Saut Hermès : Scott Brash, taille patron !

Xavier Boudon 22 mars 2026

Débarqué au Grand Palais avec le brassard Longines de n°1 mondial, l’Ecossais partait avec le statut de favori dans cette ultime confrontation parisienne…mais aussi avec une cible dans le dos. Parti en n°2 au barrage, il a pourtant réussi la prouesse de s’imposer de plus d’une seconde, s’offrant son premier succès sous la verrière du Grand Palais. Jeanne Sadran termine 8e et meilleure française.

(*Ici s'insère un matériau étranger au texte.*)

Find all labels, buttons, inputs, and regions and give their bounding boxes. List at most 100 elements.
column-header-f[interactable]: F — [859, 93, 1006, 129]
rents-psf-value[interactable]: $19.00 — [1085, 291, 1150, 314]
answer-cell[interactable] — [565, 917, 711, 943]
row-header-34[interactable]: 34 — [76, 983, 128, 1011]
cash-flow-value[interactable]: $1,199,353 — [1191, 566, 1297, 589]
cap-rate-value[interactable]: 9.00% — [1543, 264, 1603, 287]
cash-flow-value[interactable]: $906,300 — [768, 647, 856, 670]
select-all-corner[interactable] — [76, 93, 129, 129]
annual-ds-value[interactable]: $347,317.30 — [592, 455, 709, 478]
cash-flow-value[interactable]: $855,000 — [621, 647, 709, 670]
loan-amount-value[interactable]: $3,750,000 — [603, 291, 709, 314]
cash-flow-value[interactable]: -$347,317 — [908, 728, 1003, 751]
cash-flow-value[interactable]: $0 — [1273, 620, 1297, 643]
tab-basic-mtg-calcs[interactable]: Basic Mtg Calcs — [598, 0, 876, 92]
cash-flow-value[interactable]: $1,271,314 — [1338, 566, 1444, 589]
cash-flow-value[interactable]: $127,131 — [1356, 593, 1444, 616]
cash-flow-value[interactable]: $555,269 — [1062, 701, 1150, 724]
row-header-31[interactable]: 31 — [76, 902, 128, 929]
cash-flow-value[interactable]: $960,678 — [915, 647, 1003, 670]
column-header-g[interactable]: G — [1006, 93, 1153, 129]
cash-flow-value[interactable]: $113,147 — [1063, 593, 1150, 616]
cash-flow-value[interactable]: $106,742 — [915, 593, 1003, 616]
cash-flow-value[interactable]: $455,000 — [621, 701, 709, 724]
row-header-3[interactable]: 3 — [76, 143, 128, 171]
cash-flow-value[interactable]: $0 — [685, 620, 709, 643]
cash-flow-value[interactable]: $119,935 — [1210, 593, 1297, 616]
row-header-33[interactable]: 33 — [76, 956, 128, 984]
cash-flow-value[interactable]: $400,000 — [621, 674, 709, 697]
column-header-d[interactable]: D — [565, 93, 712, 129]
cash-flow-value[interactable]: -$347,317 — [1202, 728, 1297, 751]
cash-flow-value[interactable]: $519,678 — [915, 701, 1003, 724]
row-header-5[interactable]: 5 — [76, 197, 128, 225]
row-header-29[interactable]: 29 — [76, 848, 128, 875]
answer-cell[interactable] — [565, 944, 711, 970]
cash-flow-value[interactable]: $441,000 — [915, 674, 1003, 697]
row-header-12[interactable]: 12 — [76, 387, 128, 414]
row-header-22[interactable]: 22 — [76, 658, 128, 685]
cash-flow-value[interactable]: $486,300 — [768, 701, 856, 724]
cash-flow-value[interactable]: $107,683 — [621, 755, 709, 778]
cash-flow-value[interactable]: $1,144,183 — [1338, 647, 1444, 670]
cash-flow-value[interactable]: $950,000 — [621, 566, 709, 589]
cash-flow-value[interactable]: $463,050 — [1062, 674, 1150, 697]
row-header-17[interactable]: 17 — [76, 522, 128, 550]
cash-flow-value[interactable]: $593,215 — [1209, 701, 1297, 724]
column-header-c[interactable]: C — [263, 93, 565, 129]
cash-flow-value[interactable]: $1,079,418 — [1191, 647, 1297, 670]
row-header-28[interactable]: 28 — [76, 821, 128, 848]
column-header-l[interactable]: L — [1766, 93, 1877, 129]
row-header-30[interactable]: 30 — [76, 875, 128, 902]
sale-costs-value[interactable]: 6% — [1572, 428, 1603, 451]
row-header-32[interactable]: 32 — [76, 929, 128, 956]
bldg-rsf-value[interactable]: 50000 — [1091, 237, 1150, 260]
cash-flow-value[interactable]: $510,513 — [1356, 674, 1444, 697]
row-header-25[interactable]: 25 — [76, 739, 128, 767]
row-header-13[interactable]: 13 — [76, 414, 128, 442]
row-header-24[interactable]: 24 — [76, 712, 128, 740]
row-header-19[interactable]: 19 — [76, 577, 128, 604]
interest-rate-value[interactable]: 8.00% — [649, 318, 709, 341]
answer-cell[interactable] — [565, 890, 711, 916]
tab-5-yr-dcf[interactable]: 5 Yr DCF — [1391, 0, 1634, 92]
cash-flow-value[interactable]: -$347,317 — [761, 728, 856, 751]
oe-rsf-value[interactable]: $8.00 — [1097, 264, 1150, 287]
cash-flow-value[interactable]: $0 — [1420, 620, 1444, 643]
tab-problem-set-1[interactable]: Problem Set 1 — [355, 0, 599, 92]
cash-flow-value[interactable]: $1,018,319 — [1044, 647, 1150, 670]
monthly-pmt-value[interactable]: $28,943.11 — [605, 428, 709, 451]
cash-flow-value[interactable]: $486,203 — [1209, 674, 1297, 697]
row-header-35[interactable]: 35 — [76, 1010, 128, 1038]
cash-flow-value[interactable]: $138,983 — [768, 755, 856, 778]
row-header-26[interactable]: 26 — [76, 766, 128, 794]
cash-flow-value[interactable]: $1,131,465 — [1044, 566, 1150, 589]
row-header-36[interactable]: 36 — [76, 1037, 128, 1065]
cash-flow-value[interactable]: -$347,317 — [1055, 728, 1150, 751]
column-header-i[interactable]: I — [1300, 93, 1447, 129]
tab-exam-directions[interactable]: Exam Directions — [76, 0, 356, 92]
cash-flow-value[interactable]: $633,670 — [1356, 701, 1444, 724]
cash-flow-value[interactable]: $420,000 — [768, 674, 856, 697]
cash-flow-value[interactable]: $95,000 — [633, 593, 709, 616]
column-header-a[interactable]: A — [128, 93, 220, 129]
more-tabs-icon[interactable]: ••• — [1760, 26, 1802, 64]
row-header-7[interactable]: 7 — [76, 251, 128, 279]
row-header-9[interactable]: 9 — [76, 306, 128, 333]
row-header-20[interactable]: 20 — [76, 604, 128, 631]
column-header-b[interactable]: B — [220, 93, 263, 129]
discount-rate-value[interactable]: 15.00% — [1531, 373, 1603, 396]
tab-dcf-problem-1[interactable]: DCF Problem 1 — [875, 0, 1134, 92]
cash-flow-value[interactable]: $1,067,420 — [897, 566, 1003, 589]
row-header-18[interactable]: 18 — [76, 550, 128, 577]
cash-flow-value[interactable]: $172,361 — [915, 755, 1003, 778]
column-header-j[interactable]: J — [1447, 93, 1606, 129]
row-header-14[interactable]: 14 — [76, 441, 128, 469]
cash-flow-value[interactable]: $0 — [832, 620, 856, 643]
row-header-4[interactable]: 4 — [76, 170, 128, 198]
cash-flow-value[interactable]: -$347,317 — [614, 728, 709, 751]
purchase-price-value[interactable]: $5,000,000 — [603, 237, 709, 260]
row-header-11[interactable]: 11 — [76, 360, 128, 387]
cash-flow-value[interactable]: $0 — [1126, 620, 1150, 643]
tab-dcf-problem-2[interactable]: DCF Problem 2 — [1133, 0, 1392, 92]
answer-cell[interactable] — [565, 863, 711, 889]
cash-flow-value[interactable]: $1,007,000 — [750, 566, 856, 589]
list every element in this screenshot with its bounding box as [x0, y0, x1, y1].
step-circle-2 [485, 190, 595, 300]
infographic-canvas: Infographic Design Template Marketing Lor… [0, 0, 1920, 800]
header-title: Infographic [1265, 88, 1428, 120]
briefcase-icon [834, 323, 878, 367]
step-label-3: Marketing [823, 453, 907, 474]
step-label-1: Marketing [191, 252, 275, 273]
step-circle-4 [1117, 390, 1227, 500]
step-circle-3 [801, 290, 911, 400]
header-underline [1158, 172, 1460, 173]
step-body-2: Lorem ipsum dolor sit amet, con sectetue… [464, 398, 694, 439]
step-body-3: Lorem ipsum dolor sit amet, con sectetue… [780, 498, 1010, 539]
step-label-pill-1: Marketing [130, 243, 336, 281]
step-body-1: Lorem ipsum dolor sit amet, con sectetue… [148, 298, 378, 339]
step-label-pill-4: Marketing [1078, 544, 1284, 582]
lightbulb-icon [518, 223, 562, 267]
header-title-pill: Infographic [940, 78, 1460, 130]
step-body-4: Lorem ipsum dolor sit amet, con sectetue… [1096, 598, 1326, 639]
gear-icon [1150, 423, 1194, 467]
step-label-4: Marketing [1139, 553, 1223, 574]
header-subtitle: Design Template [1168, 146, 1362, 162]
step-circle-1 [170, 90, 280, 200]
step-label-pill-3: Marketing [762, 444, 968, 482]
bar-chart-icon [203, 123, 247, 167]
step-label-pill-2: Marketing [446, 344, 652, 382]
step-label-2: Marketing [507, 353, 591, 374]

Quel suspens ! Quel parcours signé Santiago Varela, el maestro comme l’ont appelé les dirigeants de la Maison Hermès et de GL Events Equestrian ! Pourtant, durant plus d’une heure, le public a cru à un scénario improbable : pas de barrage. Seul Martin Fuchs (SUI), dossard n°7, avait alors trouvé la clé du tracé de l’espagnol. Deux enchaînements furent fatals à de nombreux couples : la courbe à main droite entre l’oxer n°6 et le double de verticaux n°7, et la ligne de doubles 10/11. A la pause technique, les cavaliers ont semble-t-il visionné les parcours de leurs collègues déjà passés. Résultat : les suivants ont – enfin ! – choisi de s’appuyer sur la lice et non sur le chandelier du n°12 pour aborder le double n°7. Un mètre, un mètre cinquante qui ont changé la donne. Quant à la ligne 10/11, il semblait que la combinaison spa/oxer posait problème, alors qu’en réalité, l’enchaînement oxer (sortie du 10) / vertical (entrée du 11) à quatre foulées fit bien plus de dégâts.

Conner Jei & Martin Fuchs (SUI) – Photo : Xavier Boudon.

Santiago Varela, chef de piste du Saut Hermès depuis 2018, analyse son œuvre. « C’est normal que tout le monde stresse » dit-il, « mais je ne me suis pas inquiété car il y avait des fautes un peu partout. J’ai essayé de proposer quelque chose de différent aujourd’hui, et je suis très content du résultat. Beaucoup ont cru que la ligne 10/11 allait être le juge de paix, mais en fait, c’est plutôt le double n°7 qui a provoqué le plus de fautes car il ne fallait surtout pas modifier l’équilibre dans le virage. Pour les 10/11, le plus important, c’était de ne pas se retrouver à plat, sinon c’était impossible de les franchir correctement. Il fallait un cheval équilibré à l’abord du vertical d’entrée du 11. La dernière ligne, je ne l’ai pas faite trop compliquée ni trop massive car après ce qu’ils avaient sauté, je préférais leur donner une fin plus simple. »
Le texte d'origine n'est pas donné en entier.